Yahudi ve Hristiyan din adamlarının haksız yoldan mal edinmeleri ve din üzerinden çıkar sağlamalarıyla ilgili olarak “verdikleri hükümler için rüşvet almaları, ilâhî kitapta değişiklik yapıp yazdıkları tahrif edilmiş nüshaları satmaları, Allah katında duaların kabulüne aracı olacağı izlenimi vererek bağış almaları, günah çıkarma karşılığında bir gelir elde etmeleri, cennete bilet satmaları ve birçok dolambaçlı yollarla kendileri için malî kaynak oluşturmaları” gibi açıklamalar yapılmıştır.
Halkın parasını haksız, gayr-i meşru yoldan toplayıp Allah'ın emrettiği ve razı olduğu şekilde harcamayan din istismarcıları her çağda olduğu gibi günümüzde de vardır. Din, Allah, hizmet, cennet, sevap diyerek para toplayanların sıkı bir denetime tabi tutulmaları şarttır. Ayrıca Kur'an'ı, duaları, hatta saçma sapan formülleri manevi yoldan tedavi iddiasıyla kullananlar (satanlar) da menedilmelidir. Manevi tedavi için müminlerin menfaat beklemeden birbirine dua etmeleri ve okumaları yeterlidir.
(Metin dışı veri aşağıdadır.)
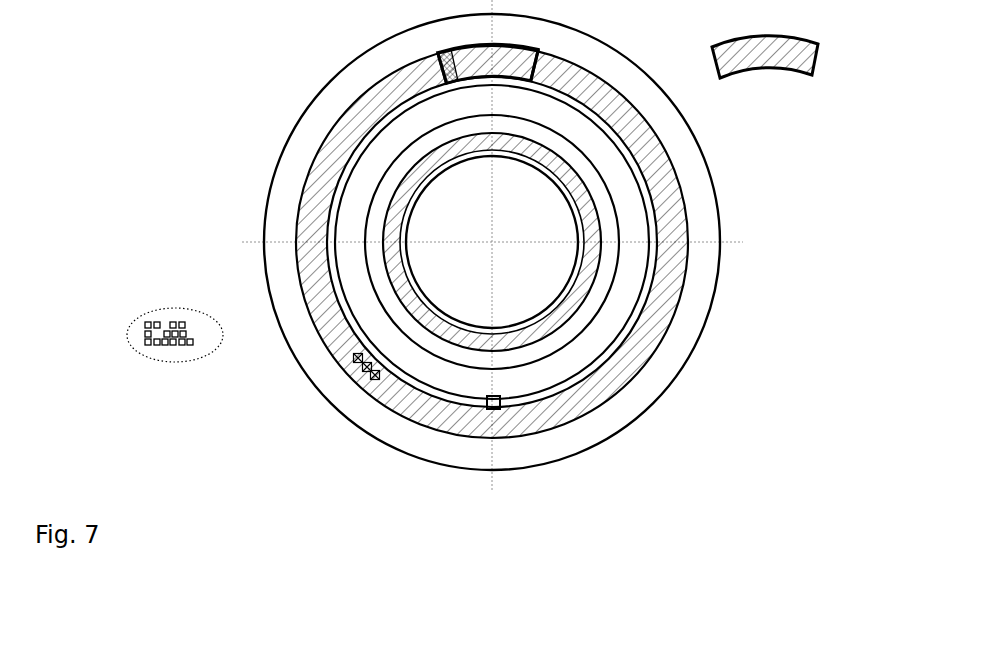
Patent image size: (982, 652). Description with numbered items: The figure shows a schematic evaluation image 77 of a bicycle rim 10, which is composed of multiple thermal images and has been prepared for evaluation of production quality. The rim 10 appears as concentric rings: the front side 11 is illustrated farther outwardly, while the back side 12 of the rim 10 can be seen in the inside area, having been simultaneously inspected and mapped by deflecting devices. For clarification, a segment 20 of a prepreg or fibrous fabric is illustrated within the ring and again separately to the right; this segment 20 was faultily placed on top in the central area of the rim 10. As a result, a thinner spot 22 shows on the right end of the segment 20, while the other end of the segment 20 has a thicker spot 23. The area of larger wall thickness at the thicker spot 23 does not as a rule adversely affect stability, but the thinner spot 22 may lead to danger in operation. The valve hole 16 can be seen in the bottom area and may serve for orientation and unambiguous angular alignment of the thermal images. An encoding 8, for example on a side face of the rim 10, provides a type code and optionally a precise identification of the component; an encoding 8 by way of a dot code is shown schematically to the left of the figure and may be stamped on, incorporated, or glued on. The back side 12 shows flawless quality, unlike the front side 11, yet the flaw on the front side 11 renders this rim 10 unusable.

The evaluation image 77 is at (203, 114).
The rim 10 is at (710, 195).
The front side 11 is at (313, 198).
The back side 12 is at (402, 202).
The valve hole 16 is at (502, 408).
The segment 20 is at (485, 55).
The thinner spot 22 is at (547, 56).
The thicker spot 23 is at (430, 49).
The encoding 8 is at (347, 367).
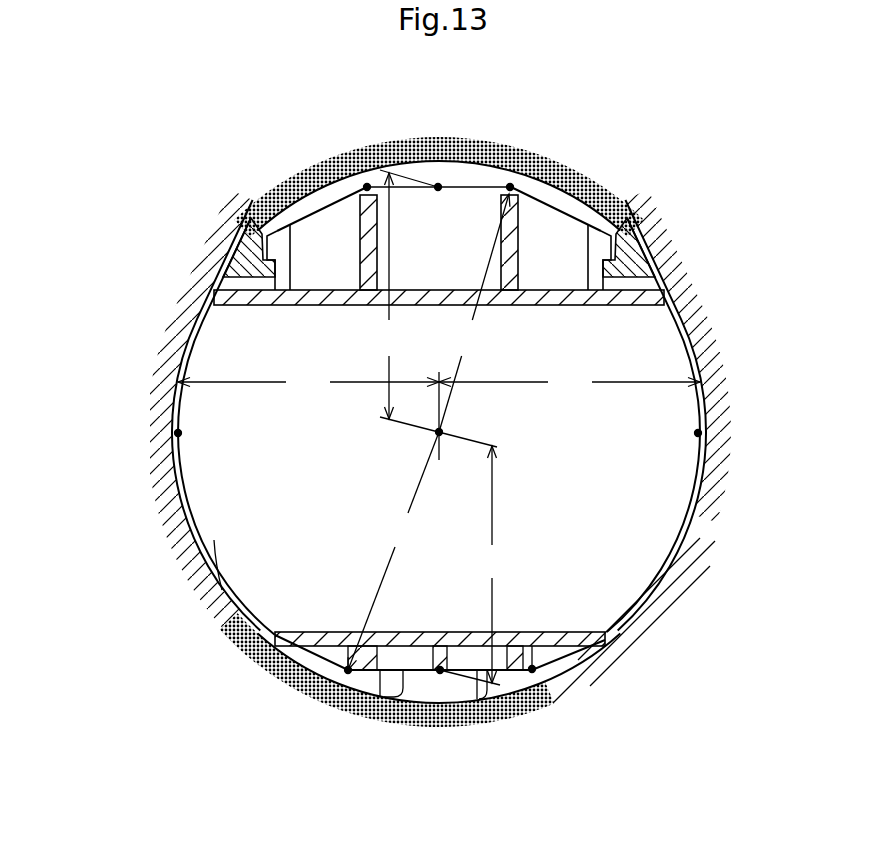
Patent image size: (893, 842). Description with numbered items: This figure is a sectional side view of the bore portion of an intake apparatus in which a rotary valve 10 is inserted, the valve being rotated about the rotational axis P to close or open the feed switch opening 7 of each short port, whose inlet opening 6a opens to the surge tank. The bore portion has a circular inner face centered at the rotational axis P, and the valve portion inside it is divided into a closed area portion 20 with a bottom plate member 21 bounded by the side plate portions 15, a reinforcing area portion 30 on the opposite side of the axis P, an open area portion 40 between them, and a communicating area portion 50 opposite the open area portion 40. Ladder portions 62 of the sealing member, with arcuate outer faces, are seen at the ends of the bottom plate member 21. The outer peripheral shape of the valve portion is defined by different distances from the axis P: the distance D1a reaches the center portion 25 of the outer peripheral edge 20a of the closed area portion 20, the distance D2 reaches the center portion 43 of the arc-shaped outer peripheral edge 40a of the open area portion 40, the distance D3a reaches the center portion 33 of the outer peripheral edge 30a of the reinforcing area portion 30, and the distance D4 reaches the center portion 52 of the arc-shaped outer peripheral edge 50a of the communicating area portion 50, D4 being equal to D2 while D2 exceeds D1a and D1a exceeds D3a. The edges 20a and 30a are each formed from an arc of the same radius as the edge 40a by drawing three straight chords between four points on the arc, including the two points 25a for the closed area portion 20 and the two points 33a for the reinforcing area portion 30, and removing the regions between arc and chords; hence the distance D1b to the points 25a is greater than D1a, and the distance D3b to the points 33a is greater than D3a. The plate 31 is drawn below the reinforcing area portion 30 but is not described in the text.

The feed switch opening 7 is at (294, 174).
The points on the outer peripheral edge of the closed area portion 25a is at (367, 186).
The closed area portion 20 is at (439, 186).
The outer peripheral edge of the closed area portion 20a is at (556, 174).
The ladder portion 62 is at (252, 262).
The center portion of the outer peripheral edge of the closed area portion 25 is at (440, 192).
The bottom plate member 21 is at (555, 308).
The side plate portion 15 is at (205, 360).
The center portion of the outer peripheral edge of the open area portion 43 is at (178, 433).
The center portion of the outer peripheral edge of the communicating area portion 52 is at (658, 433).
The open area portion 40 is at (179, 413).
The communicating area portion 50 is at (694, 441).
The outer peripheral edge of the open area portion 40a is at (191, 530).
The outer peripheral edge of the communicating area portion 50a is at (694, 507).
The lower plate 31 is at (440, 631).
The rotary valve 10 is at (650, 592).
The inlet opening of the short port 6a is at (262, 664).
The points on the outer peripheral edge of the reinforcing area portion 33a is at (348, 672).
The outer peripheral edge of the reinforcing area portion 30a is at (414, 732).
The reinforcing area portion 30 is at (462, 717).
The center portion of the outer peripheral edge of the reinforcing area portion 33 is at (441, 672).
The rotational axis P is at (441, 432).
The distance D1a is at (389, 296).
The distance D1b is at (474, 313).
The distance D2 is at (308, 384).
The distance D4 is at (569, 384).
The distance D3a is at (478, 565).
The distance D3b is at (393, 551).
Altın ve gümüşü; yani parayı ve serveti biriktirip Allah yolunda harcamayanlardan maksat yalnızca Ehl-i Kitap din adamları değildir; kim olursa olsun bunu yapıyor, servetin devlete ve topluma olan borcunu ödemiyorsa bu tüyler ürperten tehdidin hedefidir. Burada dikkat isteyen iki nokta tasarruf ve harcama ile ilgilidir. Meşru bir amaçla para ve servet biriktirmek, serveti israf etmemek (tasarruf) yasak değil, gereklidir; menedilen, hoş görülmeyen ise amaçsız biriktirme ve/veya gerektiği gibi harcama yapmaktan (infak) geri durmaktır. Gerektiği gibi harcama yapmaktan maksat ise bir yandan servetin devlete ve topluma olan borçlarını (zekat, vergi vb.) ödemek, diğer yandan sahibinin ve toplumun menfaati için serveti sermaye yaparak yatırım ve üretime sarf etmektir.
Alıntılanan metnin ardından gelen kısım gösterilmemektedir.